Sourcerer is an ongoing research project at the University of California, Irvine aimed at exploring open source projects through the use of code analysis. The existence of an extremely large body of open source code presents a tremendous opportunity for software engineering research. Not only do we leverage this code for our own research, but we provide the open source Sourcerer Infrastructure and curated datasets for other researchers to use.
The Sourcerer Infrastructure is composed of a number of layers.
- At the lowest layer, the core infrastructure is a set of Java tools for crawling, downloading, processing, and indexing open source Java projects. It is available on GitHub under a GNU GPL license.

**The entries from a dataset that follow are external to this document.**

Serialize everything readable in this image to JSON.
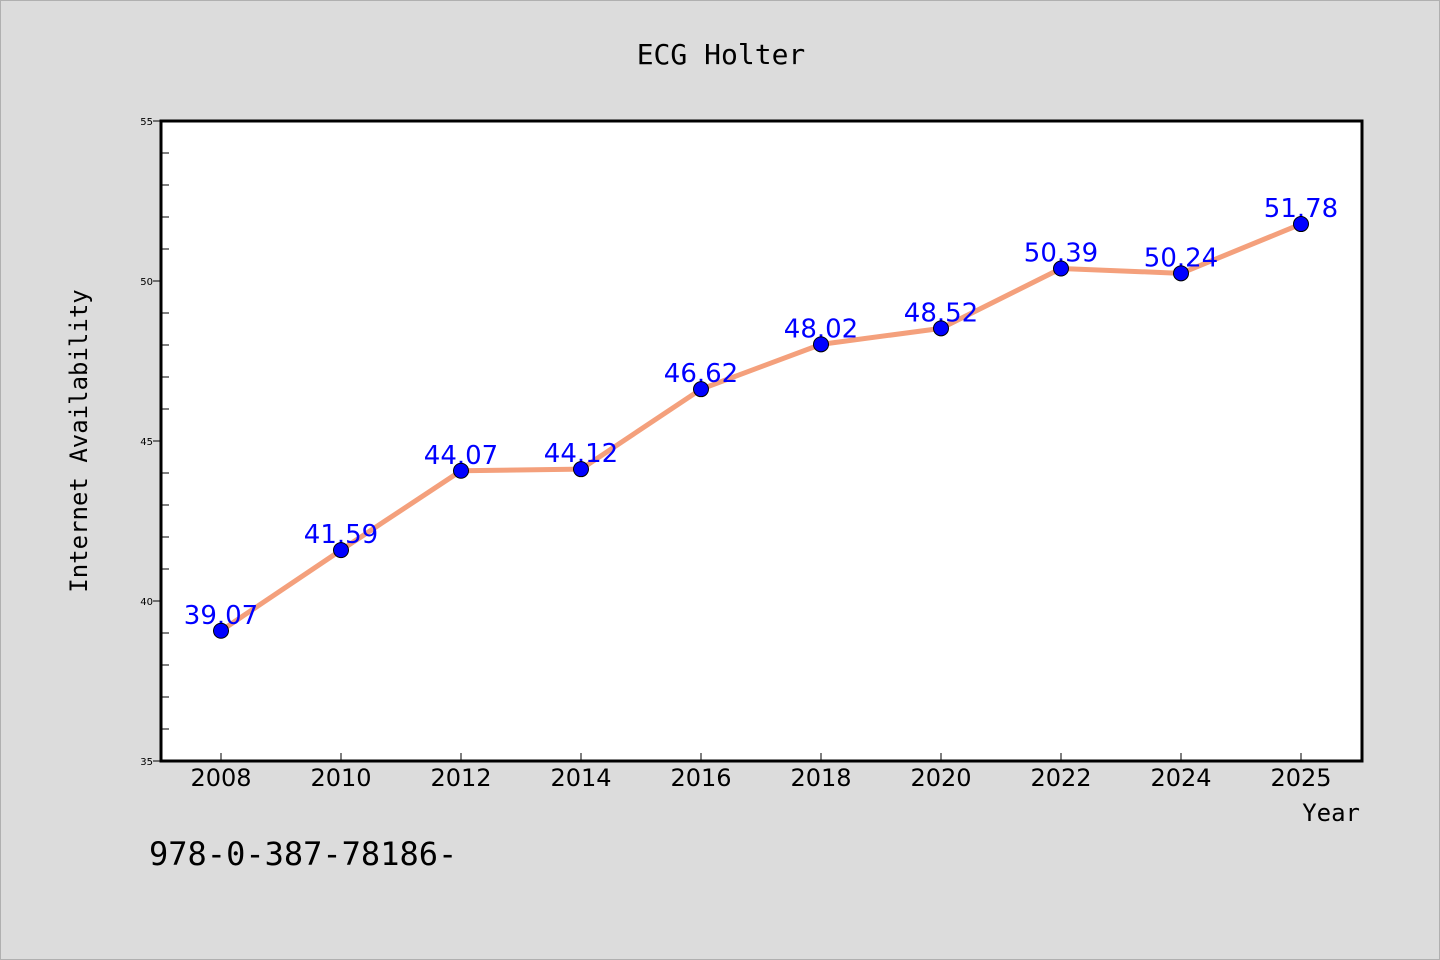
{
  "chart_data": {
    "type": "line",
    "title": "ECG Holter",
    "xlabel": "Year",
    "ylabel": "Internet Availability",
    "categories": [
      "2008",
      "2010",
      "2012",
      "2014",
      "2016",
      "2018",
      "2020",
      "2022",
      "2024",
      "2025"
    ],
    "series": [
      {
        "values": [
          39.07,
          41.59,
          44.07,
          44.12,
          46.62,
          48.02,
          48.52,
          50.39,
          50.24,
          51.78
        ],
        "data_labels": [
          "39.07",
          "41.59",
          "44.07",
          "44.12",
          "46.62",
          "48.02",
          "48.52",
          "50.39",
          "50.24",
          "51.78"
        ]
      }
    ],
    "ylim": [
      35,
      55
    ],
    "yticks": [
      "35",
      "40",
      "45",
      "50",
      "55"
    ],
    "grid": false,
    "legend": "none",
    "colors": {
      "line": "#f4a07c",
      "marker": "#0000ff",
      "label": "#0000ff",
      "background": "#dcdcdc",
      "plot_area": "#ffffff"
    }
  },
  "footnote": "978-0-387-78186-"
}
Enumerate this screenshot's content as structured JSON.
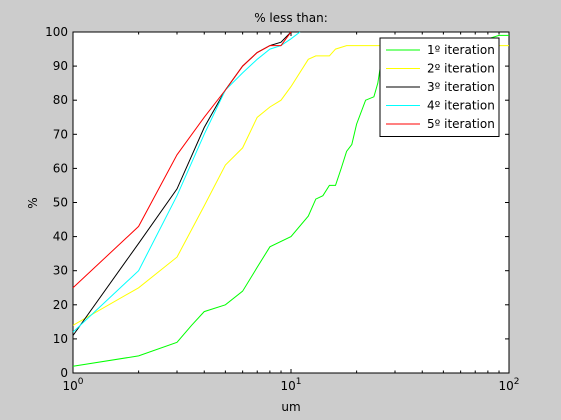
{
  "chart_data": {
    "type": "line",
    "title": "% less than:",
    "xlabel": "um",
    "ylabel": "%",
    "xscale": "log",
    "xlim": [
      1,
      100
    ],
    "ylim": [
      0,
      100
    ],
    "xticks": [
      1,
      10,
      100
    ],
    "xtick_labels": [
      {
        "base": "10",
        "exp": "0"
      },
      {
        "base": "10",
        "exp": "1"
      },
      {
        "base": "10",
        "exp": "2"
      }
    ],
    "yticks": [
      0,
      10,
      20,
      30,
      40,
      50,
      60,
      70,
      80,
      90,
      100
    ],
    "ytick_labels": [
      "0",
      "10",
      "20",
      "30",
      "40",
      "50",
      "60",
      "70",
      "80",
      "90",
      "100"
    ],
    "grid": false,
    "legend_position": "top-right",
    "series": [
      {
        "name": "1º iteration",
        "color": "#00ff00",
        "x": [
          1,
          2,
          3,
          3.5,
          4,
          5,
          6,
          7,
          8,
          10,
          12,
          13,
          14,
          15,
          16,
          17,
          18,
          19,
          20,
          22,
          24,
          25,
          26,
          27,
          30,
          40,
          60,
          80,
          90,
          100
        ],
        "y": [
          2,
          5,
          9,
          14,
          18,
          20,
          24,
          31,
          37,
          40,
          46,
          51,
          52,
          55,
          55,
          60,
          65,
          67,
          73,
          80,
          81,
          85,
          92,
          98,
          98,
          98,
          98,
          98,
          99,
          99
        ]
      },
      {
        "name": "2º iteration",
        "color": "#ffff00",
        "x": [
          1,
          2,
          3,
          4,
          5,
          6,
          7,
          8,
          9,
          10,
          12,
          13,
          15,
          16,
          18,
          20,
          30,
          50,
          100
        ],
        "y": [
          14,
          25,
          34,
          49,
          61,
          66,
          75,
          78,
          80,
          84,
          92,
          93,
          93,
          95,
          96,
          96,
          96,
          96,
          96
        ]
      },
      {
        "name": "3º iteration",
        "color": "#000000",
        "x": [
          1,
          2,
          3,
          4,
          5,
          6,
          7,
          8,
          9,
          10
        ],
        "y": [
          11,
          38,
          54,
          72,
          83,
          90,
          94,
          96,
          97,
          100
        ]
      },
      {
        "name": "4º iteration",
        "color": "#00ffff",
        "x": [
          1,
          2,
          3,
          4,
          5,
          6,
          7,
          8,
          9,
          10,
          11
        ],
        "y": [
          12,
          30,
          52,
          70,
          83,
          88,
          92,
          95,
          96,
          98,
          100
        ]
      },
      {
        "name": "5º iteration",
        "color": "#ff0000",
        "x": [
          1,
          2,
          3,
          4,
          5,
          6,
          7,
          8,
          9,
          10
        ],
        "y": [
          25,
          43,
          64,
          75,
          83,
          90,
          94,
          96,
          96,
          100
        ]
      }
    ]
  }
}
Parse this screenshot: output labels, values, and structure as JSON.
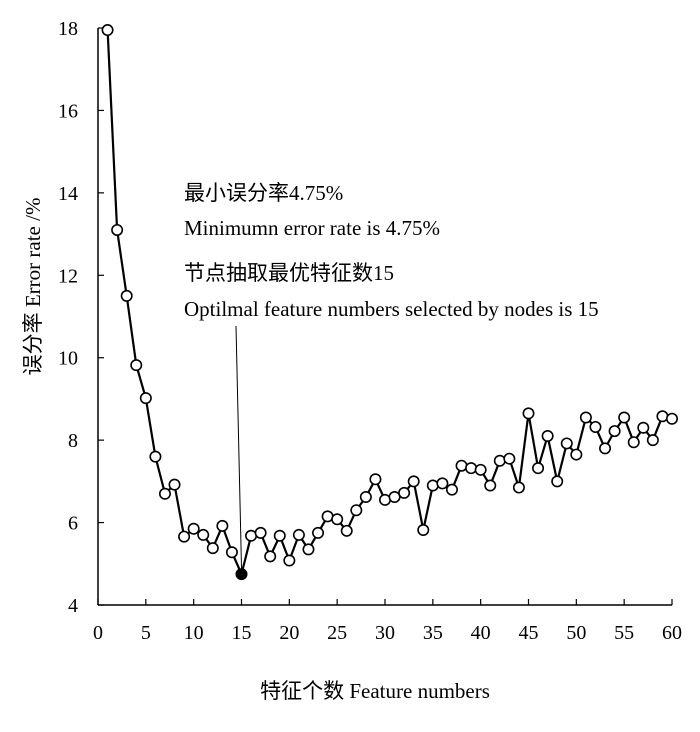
{
  "chart_data": {
    "type": "line",
    "ylabel": "误分率 Error rate /%",
    "xlabel": "特征个数 Feature numbers",
    "xlim": [
      0,
      60
    ],
    "ylim": [
      4,
      18
    ],
    "xticks": [
      0,
      5,
      10,
      15,
      20,
      25,
      30,
      35,
      40,
      45,
      50,
      55,
      60
    ],
    "yticks": [
      4,
      6,
      8,
      10,
      12,
      14,
      16,
      18
    ],
    "grid": false,
    "x": [
      1,
      2,
      3,
      4,
      5,
      6,
      7,
      8,
      9,
      10,
      11,
      12,
      13,
      14,
      15,
      16,
      17,
      18,
      19,
      20,
      21,
      22,
      23,
      24,
      25,
      26,
      27,
      28,
      29,
      30,
      31,
      32,
      33,
      34,
      35,
      36,
      37,
      38,
      39,
      40,
      41,
      42,
      43,
      44,
      45,
      46,
      47,
      48,
      49,
      50,
      51,
      52,
      53,
      54,
      55,
      56,
      57,
      58,
      59,
      60
    ],
    "y": [
      17.95,
      13.1,
      11.5,
      9.82,
      9.02,
      7.6,
      6.7,
      6.92,
      5.66,
      5.85,
      5.7,
      5.38,
      5.92,
      5.28,
      4.75,
      5.68,
      5.75,
      5.18,
      5.68,
      5.08,
      5.7,
      5.35,
      5.75,
      6.15,
      6.08,
      5.8,
      6.3,
      6.62,
      7.05,
      6.55,
      6.62,
      6.72,
      7.0,
      5.82,
      6.9,
      6.95,
      6.8,
      7.38,
      7.32,
      7.28,
      6.9,
      7.5,
      7.55,
      6.85,
      8.65,
      7.32,
      8.1,
      7.0,
      7.92,
      7.65,
      8.55,
      8.32,
      7.8,
      8.22,
      8.55,
      7.95,
      8.3,
      8.0,
      8.58,
      8.52
    ],
    "highlight_point": {
      "x": 15,
      "y": 4.75
    },
    "annotations": [
      "最小误分率4.75%",
      "Minimumn error rate  is 4.75%",
      "节点抽取最优特征数15",
      "Optilmal feature numbers selected by nodes is 15"
    ]
  }
}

- While the core infrastructure allows one to automatically crawl and download open source projects, we also provide our current repository to anyone interested.
- Once Sourcerer's repository is constructed, we populate Sourcerer DB, a relational database, with structure and reference information extracted from the project source code. The services that the Sourcerer Infrastructure provides, including the code search service, are all built on top of Sourcerer DB. We provide direct read-only access to Sourcerer DB to those that are interested.
- The Sourcerer Infrastructure provides a number of higher-level services that researchers or application designers can leverage to create rich next-generation search applications. These services include repository exploration, code search and dependency slicing.
- The first application we built using the Sourcerer Infrastructure was a code search engine.
Complete information, including Datasets, Tutorials, and a comprehensive Publication List are availble on The Sourcerer Project website.
This work has received a Best Paper Award at Mining Software Repositories 2009 for “Mining Search Topics From A Code Search Engine Usage Logs” by alumnus Sushil Krishna Bajracharya and Prof. Cristina Videira Lopes.